Saya langsung mencari kontak Asti di henpon dan menceritakan apa yang saya pikirkan di atas. Apakah benar politik adalah demikian dan mempunyai daya untuk menyejahterakan. Namun pada beberapa kalimat terakhir saya menambahkan apa yang baru-baru saja saya pikirkan. Jika saja saya dalam gerbong tersebut sedang dalam kondisi duduk. Ibu sepuh dan ibu hamil memasuki gerbong saya. Apakah saya yang sedang duduk pasti akan memberikan tempat duduk saya kepada mereka?
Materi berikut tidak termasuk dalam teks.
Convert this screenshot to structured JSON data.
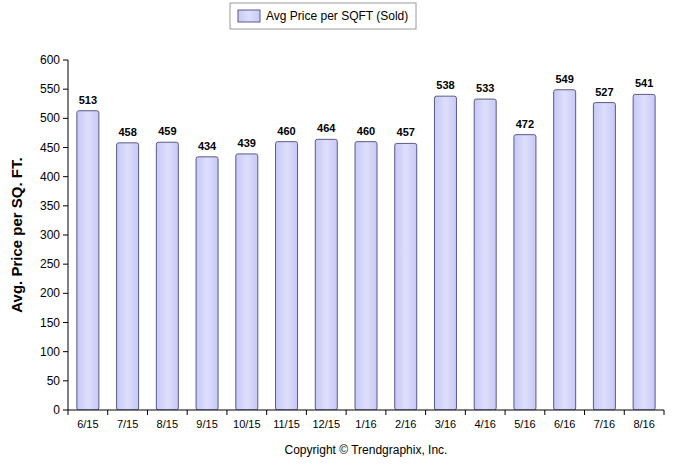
{
  "chart_data": {
    "type": "bar",
    "y_label": "Avg. Price per SQ. FT.",
    "source": "Copyright © Trendgraphix, Inc.",
    "categories": [
      "6/15",
      "7/15",
      "8/15",
      "9/15",
      "10/15",
      "11/15",
      "12/15",
      "1/16",
      "2/16",
      "3/16",
      "4/16",
      "5/16",
      "6/16",
      "7/16",
      "8/16"
    ],
    "series": [
      {
        "name": "Avg Price per SQFT (Sold)",
        "color": "#c8c8f6",
        "values": [
          513,
          458,
          459,
          434,
          439,
          460,
          464,
          460,
          457,
          538,
          533,
          472,
          549,
          527,
          541
        ]
      }
    ],
    "ylim": [
      0,
      600
    ],
    "yticks": [
      0,
      50,
      100,
      150,
      200,
      250,
      300,
      350,
      400,
      450,
      500,
      550,
      600
    ],
    "grid": false,
    "legend": "top",
    "data_labels": true
  }
}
Kalimat terakhir pesan singkat yang saya kirimkan ke Asti pun jadinya seperti ini,
".... Hmm tapi gue takut ketika nantinya gue dapet tempat duduk gue akan lupa sama apa yang gue pelajari hari ini. That's why I hate politician. ...".
 Ya. Saya takut lupa. Lupa rasanya berdiri melihat ibu sepuh dan ibu hamil sulit mendapatkan tempat duduk, ketika saya pada akhirnya adalah orang yang sedang duduk diantara para penumpang lainnya.
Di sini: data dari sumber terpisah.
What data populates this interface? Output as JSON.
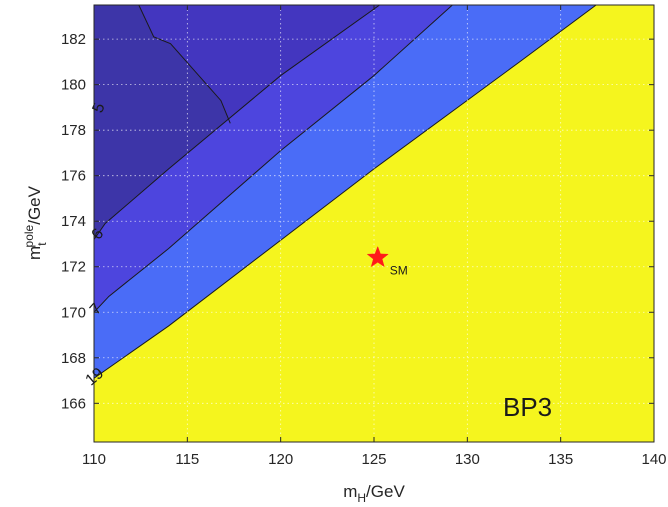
{
  "chart_data": {
    "type": "contour",
    "xlabel": {
      "main": "m",
      "sub": "H",
      "unit": "/GeV"
    },
    "ylabel": {
      "main": "m",
      "sub": "t",
      "sup": "pole",
      "unit": "/GeV"
    },
    "xlim": [
      110,
      140
    ],
    "ylim": [
      164.3,
      183.5
    ],
    "xticks": [
      110,
      115,
      120,
      125,
      130,
      135,
      140
    ],
    "yticks": [
      166,
      168,
      170,
      172,
      174,
      176,
      178,
      180,
      182
    ],
    "grid": true,
    "annotation": "BP3",
    "colors": {
      "region_lt5": "#3d35a8",
      "region_5_6": "#4336bf",
      "region_6_7": "#4d45de",
      "region_7_19": "#4a6cf7",
      "region_stable": "#f5f51e",
      "contour_line": "#1a1a1a",
      "grid": "#ffffff",
      "marker": "#ff1a1a"
    },
    "contours": [
      {
        "label": "5",
        "points": [
          [
            112.4,
            183.5
          ],
          [
            113.2,
            182.1
          ],
          [
            114.1,
            181.8
          ],
          [
            116.8,
            179.3
          ],
          [
            117.3,
            178.3
          ]
        ],
        "label_pos": [
          110.5,
          178.9
        ],
        "label_angle": -68
      },
      {
        "label": "6",
        "points": [
          [
            110.0,
            173.2
          ],
          [
            110.6,
            173.9
          ],
          [
            114.0,
            176.3
          ],
          [
            120.0,
            180.4
          ],
          [
            125.3,
            183.5
          ]
        ],
        "label_pos": [
          110.4,
          173.3
        ],
        "label_angle": -52
      },
      {
        "label": "7",
        "points": [
          [
            110.0,
            170.0
          ],
          [
            110.8,
            170.7
          ],
          [
            114.0,
            172.8
          ],
          [
            120.0,
            177.1
          ],
          [
            125.0,
            180.4
          ],
          [
            129.2,
            183.5
          ]
        ],
        "label_pos": [
          110.3,
          170.0
        ],
        "label_angle": -48
      },
      {
        "label": "19",
        "points": [
          [
            110.0,
            167.1
          ],
          [
            114.0,
            169.4
          ],
          [
            125.0,
            176.3
          ],
          [
            132.8,
            181.0
          ],
          [
            136.9,
            183.5
          ]
        ],
        "label_pos": [
          110.2,
          167.0
        ],
        "label_angle": -40
      }
    ],
    "regions": [
      {
        "name": "region_lt5",
        "polygon": [
          [
            110.0,
            183.5
          ],
          [
            112.4,
            183.5
          ],
          [
            113.2,
            182.1
          ],
          [
            114.1,
            181.8
          ],
          [
            116.8,
            179.3
          ],
          [
            117.3,
            178.3
          ],
          [
            110.0,
            173.2
          ]
        ]
      },
      {
        "name": "region_5_6",
        "polygon": [
          [
            110.0,
            173.2
          ],
          [
            117.3,
            178.3
          ],
          [
            116.8,
            179.3
          ],
          [
            114.1,
            181.8
          ],
          [
            113.2,
            182.1
          ],
          [
            112.4,
            183.5
          ],
          [
            125.3,
            183.5
          ],
          [
            120.0,
            180.4
          ],
          [
            114.0,
            176.3
          ],
          [
            110.6,
            173.9
          ]
        ]
      },
      {
        "name": "region_6_7",
        "polygon": [
          [
            110.0,
            170.0
          ],
          [
            110.0,
            173.2
          ],
          [
            110.6,
            173.9
          ],
          [
            114.0,
            176.3
          ],
          [
            120.0,
            180.4
          ],
          [
            125.3,
            183.5
          ],
          [
            129.2,
            183.5
          ],
          [
            125.0,
            180.4
          ],
          [
            120.0,
            177.1
          ],
          [
            114.0,
            172.8
          ],
          [
            110.8,
            170.7
          ]
        ]
      },
      {
        "name": "region_7_19",
        "polygon": [
          [
            110.0,
            167.1
          ],
          [
            110.0,
            170.0
          ],
          [
            110.8,
            170.7
          ],
          [
            114.0,
            172.8
          ],
          [
            120.0,
            177.1
          ],
          [
            125.0,
            180.4
          ],
          [
            129.2,
            183.5
          ],
          [
            136.9,
            183.5
          ],
          [
            132.8,
            181.0
          ],
          [
            125.0,
            176.3
          ],
          [
            114.0,
            169.4
          ]
        ]
      }
    ],
    "marker": {
      "label": "SM",
      "x": 125.2,
      "y": 172.4,
      "shape": "star"
    }
  }
}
Asti yang sedang dalam perjalanan pulangnya pun mengatakan bahwa memang kita mudah lupa. Tapi hebatnya, dia masih percaya bahwa masih banyak orang-orang tulus di luar sana yang sedang duduk (pada apapun jenis kursi mereka), yang akan dengan senang hati berdiri untuk kepentingan orang-orang seperti ibu sepuh dan ibu hamil agar mereka dapat menikmati perjalanan berkebangsaan.

Saya pun mengamini dalam hati. Tidak ada salahnya mencoba percaya lagi.